What: An “inbox placement” software company, experts at getting around your spam filter.
Why: Founder Greg Kraios started his career as ExactTarget’s first analyst in charge of studying which emails were being opened and why. He took what he learned to found a company in 2012 that counts Adobe as a client and has 500 percent annual growth.
What’s Next: Catching up to their enormous competitor, New York–based Return Path (which just opened an office in Indy).
What: A software firm that helps online retailers predict customer behavior via their web searches.
Why: The company, opened in 2010, raised $8 million in 2015 alone (including money from the Simon Venture Group) and landed customers like Eddie Bauer and Finish Line.
What’s Next: Convincing other big brands that the huge “cloud companies” (including Salesforce) can’t do this as well as a group like Smarter HQ, which specializes in it.
What: An app that tracks the location of city and university buses in real time.
Why: Co-founded in 2011 by legendary Indy businessman Beurt SerVaas’s grandson, Peter SerVaas, DoubleMap follows buses from Bloomington to New Mexico. It has won multiple Mira Awards, the Oscars of the local tech scene.
What’s Next: IndyGo. Please. An out-of-state competitor has been promising to deliver these features for years.
What: A 2013 startup that posts ads at the bottom of email signatures, a space few other companies are exploring.
Why: The Scott Dorsey–led firm High Alpha backs Sigstr, which claims an average office worker sends 10,000 emails a year—a staggering number of missed opportunities to talk to a targeted audience.
What’s Next: Growing fast enough to fill this niche before the few overseas competitors they do have inspire others here.

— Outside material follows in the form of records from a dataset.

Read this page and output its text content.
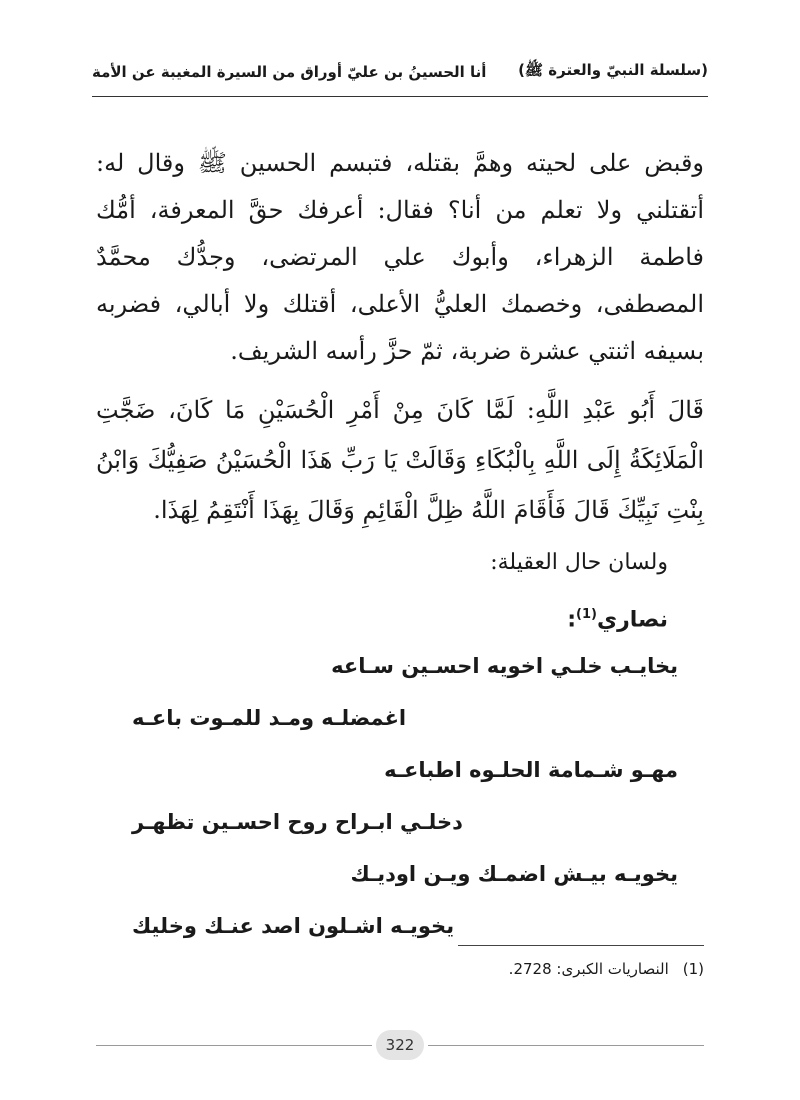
(سلسلة النبيّ والعترة ﷺ)
أنا الحسينُ بن عليّ أوراق من السيرة المغيبة عن الأمة

وقبض على لحيته وهمَّ بقتله، فتبسم الحسين ﷺ وقال له: أتقتلني ولا تعلم من أنا؟ فقال: أعرفك حقَّ المعرفة، أمُّك فاطمة الزهراء، وأبوك علي المرتضى، وجدُّك محمَّدٌ المصطفى، وخصمك العليُّ الأعلى، أقتلك ولا أبالي، فضربه بسيفه اثنتي عشرة ضربة، ثمّ حزَّ رأسه الشريف.

قَالَ أَبُو عَبْدِ اللَّهِ: لَمَّا كَانَ مِنْ أَمْرِ الْحُسَيْنِ مَا كَانَ، ضَجَّتِ الْمَلَائِكَةُ إِلَى اللَّهِ بِالْبُكَاءِ وَقَالَتْ يَا رَبِّ هَذَا الْحُسَيْنُ صَفِيُّكَ وَابْنُ بِنْتِ نَبِيِّكَ قَالَ فَأَقَامَ اللَّهُ ظِلَّ الْقَائِمِ وَقَالَ بِهَذَا أَنْتَقِمُ لِهَذَا.

ولسان حال العقيلة:

نصاري$^{(1)}$:

يخايـب خلـي اخويه احسـين سـاعه
اغمضلـه ومـد للمـوت باعـه
مهـو شـمامة الحلـوه اطباعـه
دخلـي ابـراح روح احسـين تظهـر
يخويـه بيـش اضمـك ويـن اوديـك
يخويـه اشـلون اصد عنـك وخليك
(1)النصاريات الكبرى: 2728.
322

What: A content-recommendation startup that has gotten you to click on hundreds of “Articles You Might Also Like.”
Why: Mark Cuban invested early in the 2012-founded ZergNet, which now has 40 million visitors every month.
What’s Next: After running for years on venture capital, ZergNet began charging publishers to promote their content last summer. Convincing clients to pay for traffic they once got for free will be the challenge.
What: A job-training software company cooked up by 27-year-old Max Yoder in 2012.
Why: With clients such as Lyft and Angie’s List, Lesson.ly’s revenue grew 850 percent last year. And it’s the only business in Indy with all three ExactTarget founders as investors.
What’s Next: Lesson.ly needs to double its current staff of 20 this year in order to meet the 400 percent revenue growth it has promised investors.
What: A company formed last year that licenses the recipes of food trucks, prepares them, and delivers them to customers who order online.
Why: Owner Chris Baggott says it will be a billion-dollar company, and having co-founded ExactTarget, he knows something about those.
What’s Next: Bringing it to market. Software is still in the pre-launch stage, and the business is building its first kitchen on the corner of Pennsylvania and St. Clair streets.
And if we do say so ourselves…
What: An FM radio app that Emmis Communications (which owns Indianapolis Monthly) launched in 2013 hoping to transform the struggling radio industry.
Why: Since AT&T, Sprint, and T-Mobile agreed to turn on the FM chip present in every Android smartphone in the country, 5 million people have downloaded the interactive app, which uses a fraction of the wireless data that streaming does.